The story of one educator's crusade to increase technology access at his school.

Three years ago, inner-city teacher Dave Prentice got hold of 17 used computers-all without operating systems. A local bank donated the old 486 and Pentium machines, but wiped the hard drives clean for security reasons. Without an operating system, the hardware amounted to some very large paperweights.

Adding the computers to his math classroom would nearly double the number of PCs that were in Warren Easton High School, a predominantly African-American school in a working-class New Orleans neighborhood. But the district didn't have the money to help Prentice set up a bunch of Windows-based computers. So Prentice turned to a free version of Red Hat Linux and before the end of the school year had 14 computers on the Internet-making his the only classroom in his school with more than one machine connected to the Web. Prentice also spent about $1,000 of his own money for the hard drives, network interface cards, memory, cables, hubs, and other items needed to set up a computer lab with the machines.

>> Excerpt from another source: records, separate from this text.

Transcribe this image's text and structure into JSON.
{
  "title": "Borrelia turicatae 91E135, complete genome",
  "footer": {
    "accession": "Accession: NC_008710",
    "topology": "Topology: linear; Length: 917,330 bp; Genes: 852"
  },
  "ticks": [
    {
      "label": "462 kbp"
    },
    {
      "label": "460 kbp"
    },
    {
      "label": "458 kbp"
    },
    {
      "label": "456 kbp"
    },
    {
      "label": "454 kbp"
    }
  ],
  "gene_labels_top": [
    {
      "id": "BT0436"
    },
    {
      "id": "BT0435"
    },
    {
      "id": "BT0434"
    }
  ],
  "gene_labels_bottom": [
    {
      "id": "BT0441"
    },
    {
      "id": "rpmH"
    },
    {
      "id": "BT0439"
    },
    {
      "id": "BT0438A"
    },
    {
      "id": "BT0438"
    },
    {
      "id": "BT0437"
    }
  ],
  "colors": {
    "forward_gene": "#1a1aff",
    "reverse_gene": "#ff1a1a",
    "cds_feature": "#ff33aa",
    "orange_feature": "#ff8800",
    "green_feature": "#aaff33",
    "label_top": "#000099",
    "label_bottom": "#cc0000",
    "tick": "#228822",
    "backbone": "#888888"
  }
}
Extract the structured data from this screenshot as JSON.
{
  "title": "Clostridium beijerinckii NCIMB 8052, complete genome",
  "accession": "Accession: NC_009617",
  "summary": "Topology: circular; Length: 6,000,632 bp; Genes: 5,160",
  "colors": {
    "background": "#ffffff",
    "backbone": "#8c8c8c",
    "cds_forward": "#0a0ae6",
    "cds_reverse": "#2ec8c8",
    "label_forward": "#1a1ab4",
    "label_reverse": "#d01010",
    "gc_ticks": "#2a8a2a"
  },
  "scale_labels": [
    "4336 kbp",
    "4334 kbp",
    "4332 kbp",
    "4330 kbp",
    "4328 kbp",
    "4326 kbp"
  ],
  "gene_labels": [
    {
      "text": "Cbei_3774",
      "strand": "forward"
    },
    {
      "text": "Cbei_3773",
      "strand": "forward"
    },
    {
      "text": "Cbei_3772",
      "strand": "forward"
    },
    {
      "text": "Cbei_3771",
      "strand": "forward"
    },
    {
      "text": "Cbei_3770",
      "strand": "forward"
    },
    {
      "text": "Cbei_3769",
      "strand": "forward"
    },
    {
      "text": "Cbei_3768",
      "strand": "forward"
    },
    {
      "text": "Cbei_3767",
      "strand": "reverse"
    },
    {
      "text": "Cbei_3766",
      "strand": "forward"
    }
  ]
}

A lot has changed since then. Prentice started teaching chemistry this year, and his new classroom's tiered seats and too few electrical outlets make it impossible to run his computers, which now number 19. And the new math teacher wasn't interested in learning about Linux, so as a result the computers have been sitting in cold storage.

In the meantime, Prentice has been experimenting with turning the computers into thin clients. He plans to use one of his computers as the server, loading it with the Linux network operating system. "The challenge is getting the first client running. Once you do, the rest are a piece of cake because they're all about the same," says Prentice. "Linux is very good once it's running, but getting it up is user vicious."